The page matters because it makes cyberfeminism infectious rather than representational. Technical culture appears as a field of propagation, contamination, and uncontrolled spread.

The argument works by shifting attention from stable identities to vectors and carriers. Viruses, information systems, and cultural transmission become the basic units of analysis.

That matters because the section's account of technical subjects depends on abandoning the fantasy of sovereign control. Subjectivity is networked, porous, and exposed to what moves through it.

How to read this text

Read for where information and contagion stop being metaphors and become the actual operational vocabulary of the page.
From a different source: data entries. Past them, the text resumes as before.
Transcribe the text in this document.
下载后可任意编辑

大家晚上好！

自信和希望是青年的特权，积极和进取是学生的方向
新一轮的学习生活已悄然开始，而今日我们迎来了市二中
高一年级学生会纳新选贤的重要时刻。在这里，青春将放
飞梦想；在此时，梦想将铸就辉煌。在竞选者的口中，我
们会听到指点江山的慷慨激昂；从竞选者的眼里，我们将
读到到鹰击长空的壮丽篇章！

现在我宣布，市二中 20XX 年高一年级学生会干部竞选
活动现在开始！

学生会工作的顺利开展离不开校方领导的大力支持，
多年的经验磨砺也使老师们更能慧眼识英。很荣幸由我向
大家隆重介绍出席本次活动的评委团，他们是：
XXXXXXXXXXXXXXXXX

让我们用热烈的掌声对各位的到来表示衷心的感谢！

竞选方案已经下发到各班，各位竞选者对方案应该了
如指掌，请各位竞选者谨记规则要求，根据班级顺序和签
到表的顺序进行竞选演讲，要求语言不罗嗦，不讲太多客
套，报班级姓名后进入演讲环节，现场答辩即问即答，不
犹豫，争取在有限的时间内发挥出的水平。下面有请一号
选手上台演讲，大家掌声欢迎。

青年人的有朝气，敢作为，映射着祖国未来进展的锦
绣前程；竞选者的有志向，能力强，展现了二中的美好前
Track how positivity is detached from optimism and turned into propagation, mutation, or viral relay. That inversion is the conceptual hinge.

Representative extracts

Definition · paragraph 1

Information War in the Age of Dangerous Substances by Sadie Plant Lecture delivered at Public Netbase Media~Space on 22nd of April, 1998 I am working on a book on the subject of drugs. It is a very difficult subject to tackle and, obviously, it is very controversial.

Definition · paragraph 6

As I say, we can speak in very precise terms about how a computer network functions, but when we speak of ourselves, we tend to say very crude things like, "Are you taking it all in?" or "You’re absorbing information", in a very crude and imprecise vocabulary.

Definition · paragraph 4

These substances rarely play any kind of metabolic function in the plant: they are not nutritious, they do not aid it in any other way, they simply defend it against its predators. The chemical weapons can be surprisingly elaborate and also surprisingly vicious.

Definition · paragraph 4

These include tannins, flavanoids, terpenoides, saponins, photosynthesizers and alkaloids. These substances rarely play any kind of metabolic function in the plant: they are not nutritious, they do not aid it in any other way, they simply defend it against its predators.

Definition · paragraph 5

Once morphine had been extracted, it was quickly followed by the other constituents of opium which include codeine and quinine, and then caffeine and the majority of the other substances, too. By the end of the 19th century, many alkaloids and other compounds could be detached from their native plants and synthesized or at least extracted in the laboratory.